Quincke edema, angioneurotic / heriditary edema.
1.1.1.2 Angioedema
Synonyms
Epidemiology
Frequent, but no statistical data available for spontaneous angioedema; prevalence heriditary angioedema 1:50.000 for types I and II, type III rare, females more commonly.
Definition
Acute or slowly progressing dermal and subdermal persistent swellings over several hours to days involving subcutis, mucosa and submucosal tissue. It may occur either as a solitary finding localized or disseminated and following or in parallel with urticaria.
Aetiology & Pathogenesis
Most of the pathogenic causes are histamine related allergic or pseudoallergic following the course of different types of urticaria. Additionally, there are forms without urticaria such as bradykinin-related HAE type I and II (INH-activity partial deficient), III (INH-activity normal). C1-esterase inhibitor deficiency type I and II: renin-angiotensin system related drugs (ACE and dipeptidylpeptidase inhibitors) or paraneoplastic causes.
Signs & Symptoms
Subcutaneous and mucosal oedema (upper and lower airways, esophageal-gastro-intestinal tract) with the sensation of tightness or swelling, sometimes itchy or painful.
Localisation
Sites of predilection: face (eyelids, lips), mucosal: tongue, larynx, genitalia.
Classification
Spontaneous and urticaria-related; acquired bradykinin driven without C1-INH deficiency; type I-II hereditary C1 –INH deficiency and type III bradykinin driven without C1-INH deficiency.
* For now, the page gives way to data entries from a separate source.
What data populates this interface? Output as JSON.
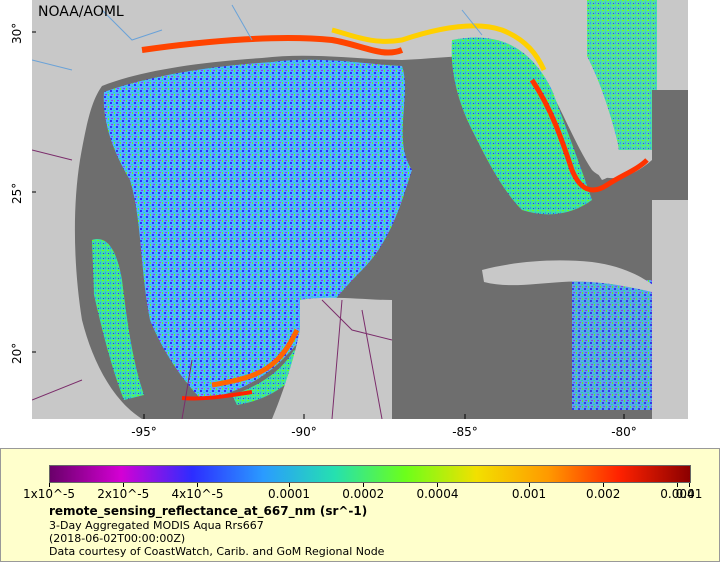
{
  "map": {
    "agency": "NOAA/AOML",
    "lat_ticks": [
      "30°",
      "25°",
      "20°"
    ],
    "lon_ticks": [
      "-95°",
      "-90°",
      "-85°",
      "-80°"
    ],
    "colors": {
      "land": "#c8c8c8",
      "nodata_ocean": "#6e6e6e",
      "border": "#7b2d6b",
      "river": "#6aa2d8"
    }
  },
  "legend": {
    "ticks": [
      "1x10^-5",
      "2x10^-5",
      "4x10^-5",
      "0.0001",
      "0.0002",
      "0.0004",
      "0.001",
      "0.002",
      "0.004",
      "0.01"
    ],
    "colormap": [
      "#6a006a",
      "#d400d4",
      "#2d2dff",
      "#2a9bff",
      "#25e0b0",
      "#6cff1a",
      "#f2e000",
      "#ff9a00",
      "#ff2200",
      "#8b0000"
    ],
    "variable": "remote_sensing_reflectance_at_667_nm (sr^-1)",
    "lines": [
      "3-Day Aggregated MODIS Aqua Rrs667",
      "(2018-06-02T00:00:00Z)",
      "Data courtesy of CoastWatch, Carib. and GoM Regional Node"
    ]
  }
}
Laboratory & other workups
See urticaria for diagnostics. Allergic: IgE, specific IgE, histamine, diaminooxidase. In addition: C1-esterase inhibitor analysis and complement C4 (both concentration + activity). C1-INH and C1q autoantibodies.
Dermatopathology
Edema of the dermal, subcutaneous, submucosal and mucosal tissue without inflammatory infiltrate. Mast cell degranulation.
Course
Acute onset or progressive development. In allergic and hereditary types chronic relapsing course.
Complications
Airway obstruction, laryngeal oedema, birth delivery complications (be aware of hereditary C1-esterase inhibitor deficiency).
Diagnosis
Clinical, laboratory.
Differential diagnosis
Physical urticaria (pressure, vibration), autoimmune diseases (e.g. lupus erythematosus), lymphedema, acute phase of herpes zoster and erysipelas. Acute contact dermatitis.
Prevention & Therapy
Acute: depending on localization and acuity: systemic antihistamines; systemic corticosteroids and adrenaline. For C1-esterase inhibitor deficiency: replacement of C1-esterase inhibitor (if not available, fresh frozen plasma); concentrated C1-inhibitor infusion; bradykinin –B2-receptor antagonist infusion (lanadelumab); recombinant C1 inhibitor. (Danazol or tranexamic acid for long-term prophylaxis only).